Last week in Dublin there was nearly another Rising. Almost half of Ryanair’s shareholders, led by the representatives of pension funds, made a stand against one of the most egregious indulgences of sheer greed ever seen in Ireland.
The airline’s board proposed a pay package for its chief executive Michael O’Leary, including a potential bonus of €99 million within five years. The poor man has had his current pay and annual bonus halved to a total maximum of a mere €1 million a year. However, he will have an option to buy 10 million shares at a fixed price of €11.12 a share, should the airline either record a profit of €2 billion in any one year to 2024, or should the share price rise above €21 – in which case he gets his staggering bonanza.
We are now quite used to the insatiable avarice at the top of corporations, and shareholders tend to go along with it. But for 49.5 per cent of Ryanair’s shareholders, O’Leary’s avidity was just too much – they voted against the package.
It is a pity they lost the vote, but the revolt may, nonetheless, be a watershed. It suggests that perhaps there is a dawning awareness that the era of out-of-control rapacity must end. For, leaving aside its enormously destructive consequences for democracy, it makes no sense even on its own terms.
O’Leary’s deal illustrates the folly and unsustainability of the idea that has driven corporate pay packages ever further beyond the bounds of decency or rationality: a warped notion of incentive.
This is one of the big problems with this 'incentive' culture – the fabulous rewards for success are almost never matched by real penalties for failure
Firstly, what is O’Leary being incentivised to do? To undo his own failures. If you just take the proposition behind his package on face value, it looks plausible. To get his jackpot, O’Leary has to double Ryanair’s share price to €21 and keep it there for 28 consecutive days at any time between April 2021 and March 2024.
Wouldn’t that be an amazing achievement worthy of spectacular rewards? Actually, no. Ryanair’s share price in 2017 was €18.60. So O’Leary’s goal is to reach in 2024 a share price that is 12 per cent up on what it was seven years earlier. That doesn’t sound quite so magical, does it?

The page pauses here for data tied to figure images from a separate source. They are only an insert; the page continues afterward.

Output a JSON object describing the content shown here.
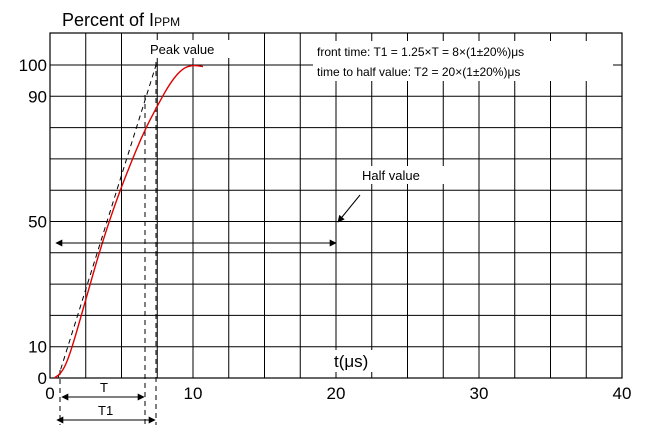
{
  "chart_data": {
    "type": "line",
    "title": "Percent of I",
    "title_subscript": "PPM",
    "xlabel": "t(μs)",
    "ylabel": "",
    "xlim": [
      0,
      40
    ],
    "ylim": [
      0,
      100
    ],
    "x_ticks": [
      0,
      10,
      20,
      30,
      40
    ],
    "y_ticks": [
      0,
      10,
      50,
      90,
      100
    ],
    "grid": true,
    "series": [
      {
        "color": "#e00000",
        "points": [
          [
            0.3,
            0
          ],
          [
            0.9,
            2
          ],
          [
            1.5,
            9
          ],
          [
            2.5,
            25
          ],
          [
            3.5,
            41
          ],
          [
            4.5,
            55
          ],
          [
            5.5,
            67
          ],
          [
            6.5,
            78
          ],
          [
            7.5,
            87
          ],
          [
            8.5,
            95
          ],
          [
            9.3,
            99
          ],
          [
            10,
            100
          ],
          [
            10.7,
            99.5
          ]
        ]
      }
    ],
    "annotations": {
      "peak_label": "Peak value",
      "half_label": "Half value",
      "front_time": "front time: T1 = 1.25×T = 8×(1±20%)μs",
      "half_time": "time to half value: T2 = 20×(1±20%)μs",
      "T_label": "T",
      "T1_label": "T1"
    }
  }
}
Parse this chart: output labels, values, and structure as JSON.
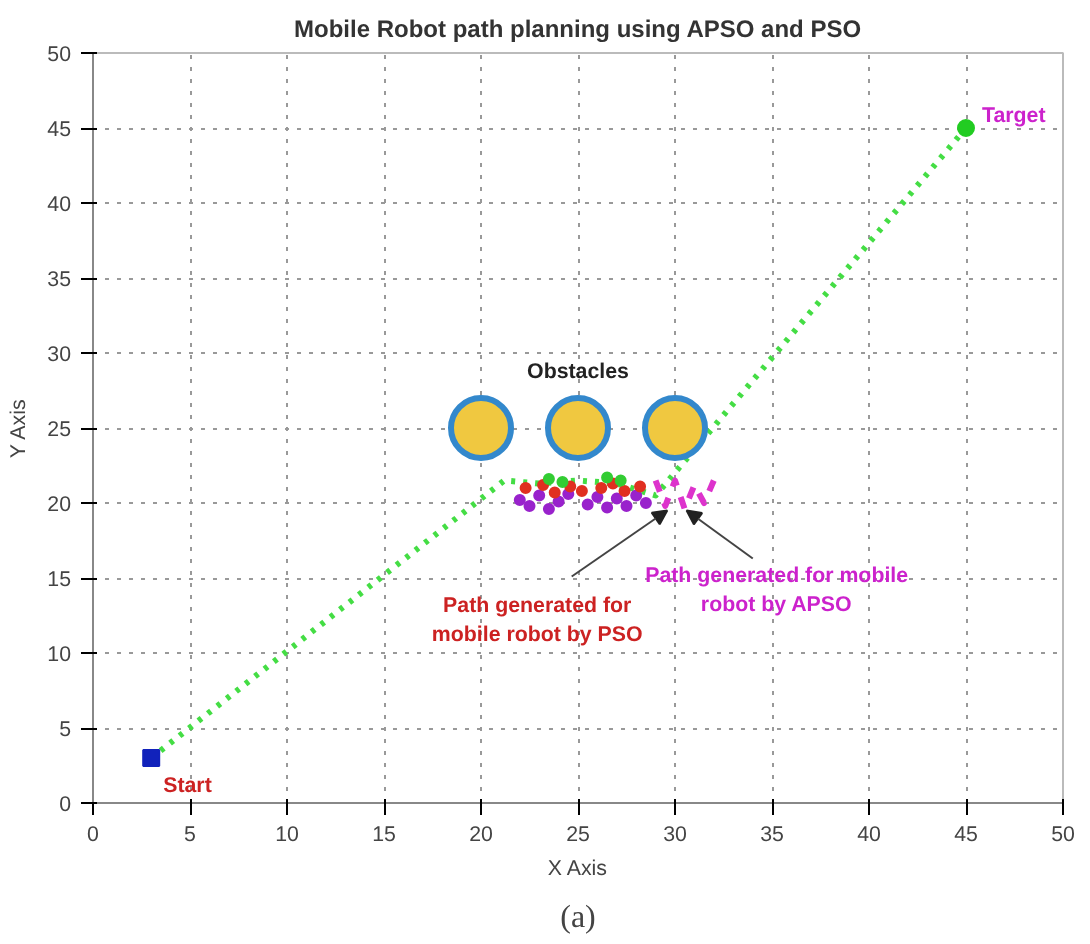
{
  "chart_data": {
    "type": "scatter",
    "title": "Mobile Robot path planning using APSO and PSO",
    "xlabel": "X Axis",
    "ylabel": "Y Axis",
    "xlim": [
      0,
      50
    ],
    "ylim": [
      0,
      50
    ],
    "xticks": [
      0,
      5,
      10,
      15,
      20,
      25,
      30,
      35,
      40,
      45,
      50
    ],
    "yticks": [
      0,
      5,
      10,
      15,
      20,
      25,
      30,
      35,
      40,
      45,
      50
    ],
    "grid": true,
    "series": [
      {
        "type": "line",
        "color": "#44dd44",
        "line_style": "dotted",
        "marker": "none",
        "x": [
          3,
          21.2,
          23,
          25,
          27,
          29,
          45
        ],
        "values": [
          3,
          21.5,
          21.3,
          21.5,
          21.3,
          20.5,
          45
        ]
      },
      {
        "color": "#9922cc",
        "marker": "circle",
        "x": [
          22,
          22.5,
          23,
          23.5,
          24,
          24.5,
          25.5,
          26,
          26.5,
          27,
          27.5,
          28,
          28.5
        ],
        "values": [
          20.2,
          19.8,
          20.5,
          19.6,
          20.1,
          20.6,
          19.9,
          20.4,
          19.7,
          20.3,
          19.8,
          20.5,
          20.0
        ]
      },
      {
        "color": "#e03020",
        "marker": "circle",
        "x": [
          22.3,
          23.2,
          23.8,
          24.6,
          25.2,
          26.2,
          26.8,
          27.4,
          28.2
        ],
        "values": [
          21.0,
          21.2,
          20.7,
          21.1,
          20.8,
          21.0,
          21.3,
          20.8,
          21.1
        ]
      },
      {
        "color": "#33cc33",
        "marker": "circle",
        "x": [
          23.5,
          24.2,
          26.5,
          27.2
        ],
        "values": [
          21.6,
          21.4,
          21.7,
          21.5
        ]
      },
      {
        "type": "line",
        "color": "#dd33cc",
        "line_style": "dashed",
        "marker": "none",
        "x": [
          29,
          29.5,
          30,
          30.5,
          31,
          31.5,
          32
        ],
        "values": [
          21.5,
          19.8,
          21.5,
          19.6,
          21.2,
          20.0,
          21.5
        ]
      },
      {
        "color": "#1122bb",
        "marker": "square",
        "x": [
          3
        ],
        "values": [
          3
        ]
      },
      {
        "color": "#22cc22",
        "marker": "circle",
        "x": [
          45
        ],
        "values": [
          45
        ]
      },
      {
        "color": "#f0c840",
        "marker": "circle",
        "x": [
          20,
          25,
          30
        ],
        "values": [
          25,
          25,
          25
        ]
      }
    ],
    "annotations": [
      {
        "text": "Target",
        "x": 45,
        "y": 45
      },
      {
        "text": "Start",
        "x": 3,
        "y": 3
      },
      {
        "text": "Obstacles",
        "x": 25,
        "y": 25
      },
      {
        "text": "Path generated for mobile robot by PSO",
        "x": 29.6,
        "y": 19.5
      },
      {
        "text": "Path generated for mobile robot by APSO",
        "x": 30.6,
        "y": 19.5
      },
      "(a)"
    ]
  }
}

And in fact, he's being rewarded for failure. He's the boss who oversaw the fall in the share price from €18.60 to where it is now – just under €10. He bears responsibility, surely, for the decisions that led to that fall: the very poor industrial relations that have led to strikes by pilots, the screwing up of rosters that led to the mass cancellation of flights, the very heavy bet on Boeing's ill-fated 737 Max. But because of those failings, he now gets to buy Ryanair shares for €7 per share less than they were would have cost him in 2017.
Outrageous extravagance
This is one of the big problems with this “incentive” culture – the fabulous rewards for success are almost never matched by real penalties for failure. (O’Leary’s pay cut is, in the context of his potential gains, merely for the optics.)
Secondly, O’Leary’s pot of gold tells us something about the whole nature of incentives at this level: the outrageous extravagance is both inbuilt and ever-increasing.
But if, like O'Leary, I already have €400 million, I have more money than I can ever spend. No amount of money you offer me is going to make any real difference to me
Never mind the law of diminishing returns, there is here a law of rising returns. At these stratospheric levels of reward, the whole idea of incentive breaks down. If I’m living hand-to-mouth on €20,000 a year and you offer me the possibility to make that €25,000 a year, I have a huge incentive to grasp it because it will markedly improve my life.
But if, like O’Leary, I already have €400 million, I have more money than I can ever spend. No amount of money you offer me is going to make any real difference to me. The paradox, however, is that the less difference the money really makes to me, the more you have to offer me. The money has become purely symbolic of my very special status, so it better be bloody enormous. It is not an incentive to achieve but a tribute to my existing magnificence – so anything less than an obscene sum would be an insult.
The wrong values
Thirdly, a package like O’Leary’s pins the worth of a company to the wrong values. It encourages short-term thinking: the goals must be reached by 2024. And the goals themselves are brutally narrow: the share price is all that matters.
There are many possible measures of success – the satisfaction of customers, the wellbeing and prosperity of employees, the reduction in carbon emissions, the company’s contribution to society.
The one that Ryanair and O’Leary have reinforced (“shareholder value”) is increasingly understood even within corporate capitalism as poisonous. As that bastion of American corporatism, Forbes magazine, put it last week “maximising shareholder value has come to be seen as leading to a toxic mix of soaring short-term corporate profits, astronomic executive pay, along with stagnant median incomes, growing inequality, periodic massive financial crashes, declining corporate life expectancy, slowing productivity, declining rates of return on assets and, overall, a widening distrust in business.”
O’Leary’s golden ticket is for a pointless flight to a bleak destination. Even Ryanair’s own smarter shareholders no longer want to take that ride.